The installation bundles were designed to allow you to have a completely populated environment without having to first download the Git repository, then compile the flutter tool, etc.

Creating an installation bundle consists of running the following steps. These steps will pre-cache all of the necessary components for working offline. One could follow these steps e.g. to create an installation bundle for the master branch.

  1. OPTIONAL: Set and export the PUB_CACHE environment variable to point to the location where you would like your pub cache to be stored. If you don't set this, it will be stored in pub's default location in your home directory (varies based on your OS). Alternatively, if you create the flutter/.pub-cache directory before any commands that invoke pub (e.g. the flutter packages command), then the flutter tool will automatically use it, and you won't have to set PUB_CACHE in your environment.
  2. WINDOWS ONLY: Download and install a command line version of Git. Windows doesn't come with git pre-installed, so you'll have to download it from one of the many sources on the Internet.
  3. git clone -b master https://github.com/flutter/flutter.git to clone the Flutter Git repo into the directory "flutter" in the current directory.
  4. Change directories into the newly created "flutter" directory.
  5. Add the Flutter bin directory to your path:
    • Windows: set PATH="%PATH%;%CD%\bin\flutter"
    • Other platforms: export PATH="$PATH:$PWD/flutter"
  6. flutter doctor to check your installation and build the initial snapshot of the flutter tool. Install any missing software it tells you about, such as the Android SDK, or XCode tools.
  7. flutter update-packages will download all of the pub package dependencies needed to build any of the packages in the Flutter main distribution.
  8. flutter precache will make sure that the flutter tool's cache of binary artifacts is up-to-date.
  9. OPTIONAL: flutter ide-config --overwrite will generate and update IDE configuration files for the Flutter repo. You only need to do this if you are using an IDE like IntelliJ or VS Code.
  10. In a temporary directory, run flutter create --template=app app_sample, flutter create --template=package package_sample, and flutter create --template=plugin plugin_sample. You may then remove the app_sample, package_sample, and plugin_sample directories. This will populate the pub cache with any additional packages needed for creating new flutter projects using each of those templates.

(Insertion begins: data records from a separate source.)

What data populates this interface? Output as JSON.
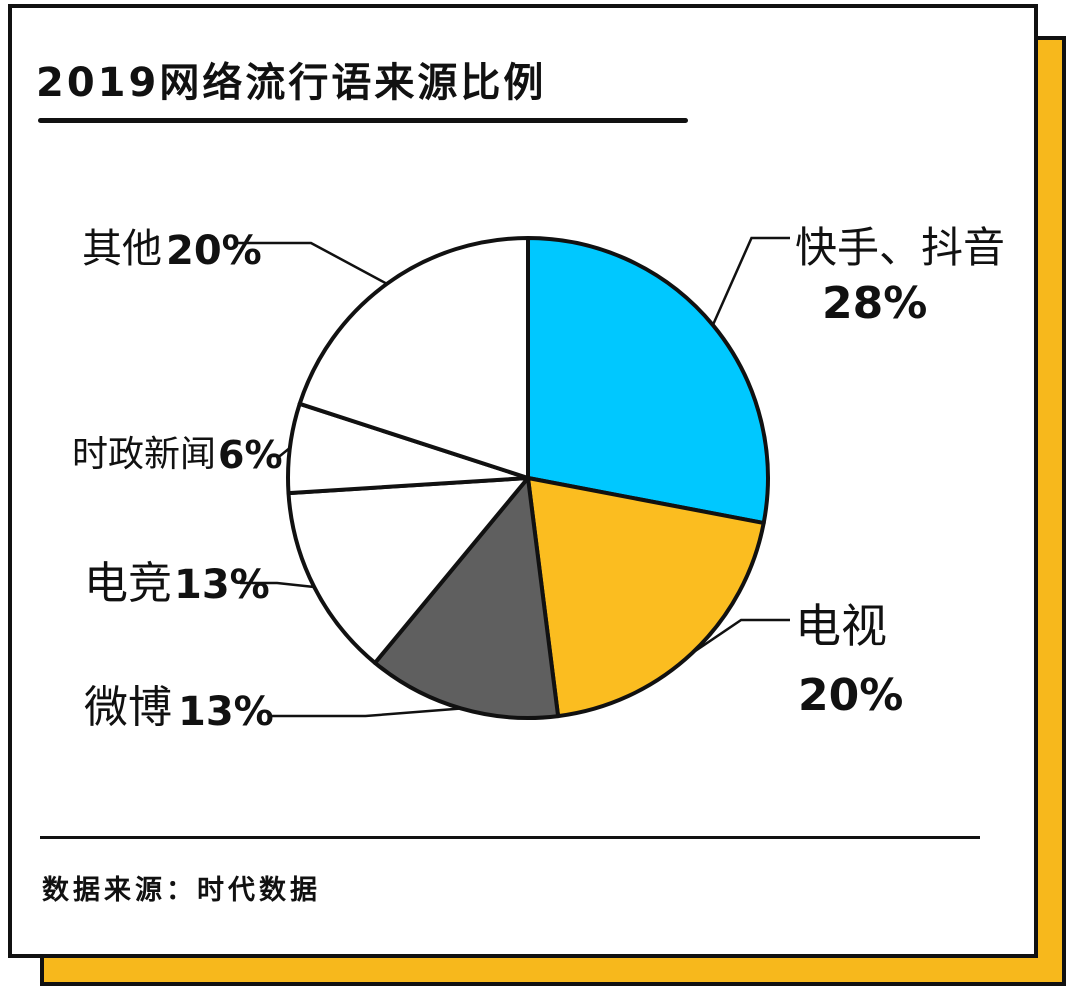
{
  "title": "2019网络流行语来源比例",
  "source": "数据来源：时代数据",
  "colors": {
    "card_border": "#111111",
    "shadow": "#f7b81c",
    "blue": "#00c8ff",
    "yellow": "#fbbd20",
    "dark_gray": "#5f5f5f",
    "white": "#ffffff"
  },
  "chart_data": {
    "type": "pie",
    "slices": [
      {
        "label": "快手、抖音",
        "percent_label": "28%",
        "value": 28,
        "color": "#00c8ff"
      },
      {
        "label": "电视",
        "percent_label": "20%",
        "value": 20,
        "color": "#fbbd20"
      },
      {
        "label": "微博",
        "percent_label": "13%",
        "value": 13,
        "color": "#5f5f5f"
      },
      {
        "label": "电竞",
        "percent_label": "13%",
        "value": 13,
        "color": "#ffffff"
      },
      {
        "label": "时政新闻",
        "percent_label": "6%",
        "value": 6,
        "color": "#ffffff"
      },
      {
        "label": "其他",
        "percent_label": "20%",
        "value": 20,
        "color": "#ffffff"
      }
    ]
  }
}
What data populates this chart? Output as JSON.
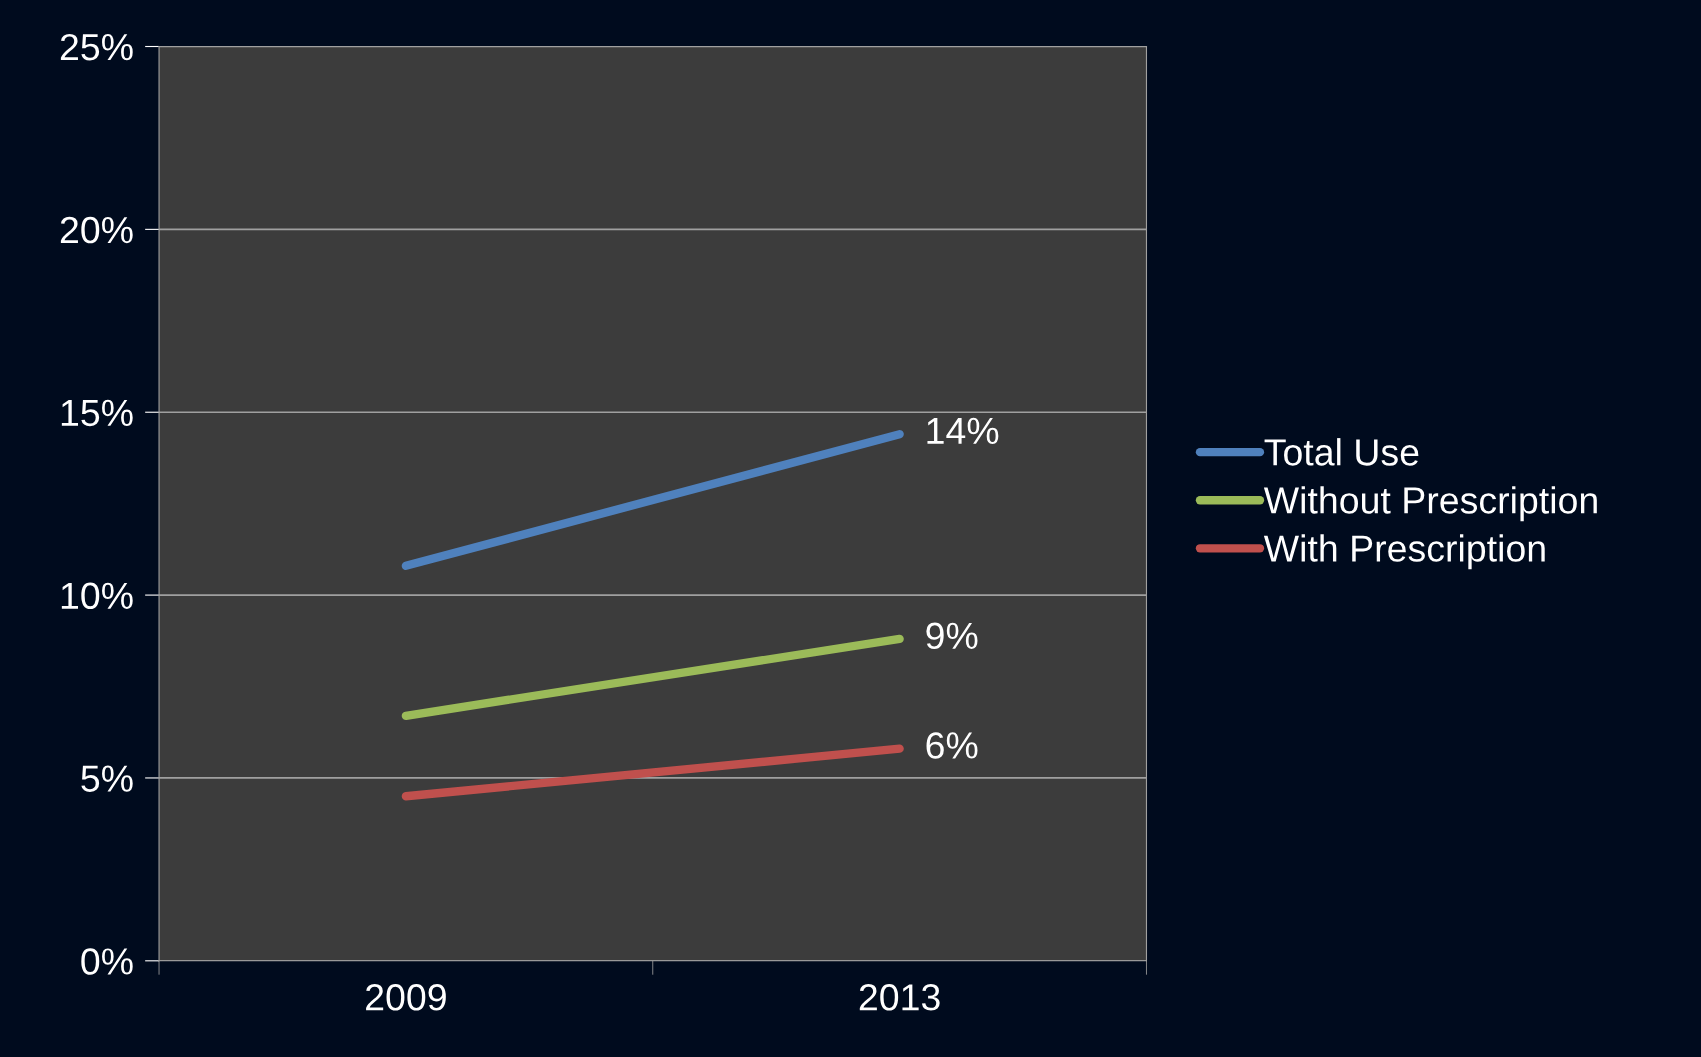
{
  "chart_data": {
    "type": "line",
    "categories": [
      "2009",
      "2013"
    ],
    "series": [
      {
        "name": "Total Use",
        "color": "#4f81bd",
        "values": [
          10.8,
          14.4
        ],
        "value_labels": [
          null,
          "14%"
        ]
      },
      {
        "name": "Without Prescription",
        "color": "#9bbb59",
        "values": [
          6.7,
          8.8
        ],
        "value_labels": [
          null,
          "9%"
        ]
      },
      {
        "name": "With Prescription",
        "color": "#c0504d",
        "values": [
          4.5,
          5.8
        ],
        "value_labels": [
          null,
          "6%"
        ]
      }
    ],
    "ylim": [
      0,
      25
    ],
    "yticks": [
      {
        "value": 0,
        "label": "0%"
      },
      {
        "value": 5,
        "label": "5%"
      },
      {
        "value": 10,
        "label": "10%"
      },
      {
        "value": 15,
        "label": "15%"
      },
      {
        "value": 20,
        "label": "20%"
      },
      {
        "value": 25,
        "label": "25%"
      }
    ],
    "grid": "y",
    "legend": "right",
    "marker": "none",
    "line_style": "solid"
  }
}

Another alternative to the above steps is to run the prepare_package.dart script directly (which is what we use to create the installation bundles in the first place). You would invoke that script like this:

  1. Go as far as the flutter doctor step in the above steps (or if you have a working flutter repo already, you can skip that: it can be from another channel, but use a fairly current one for best results).
  2. Invoke ./bin/cache/dart-sdk/bin/dart ./dev/bots/prepare_package.dart --temp_dir $TMPDIR --revision $REVISION --branch master --output $PWD, from the flutter root, where TMPDIR is set to a directory where there are several gigabytes of free space, and REVISION is set to the 40-character git hash of the revision you wish to be working on.

This will build an archive bundle in the current directory that has done all of the above steps, and contains the master branch.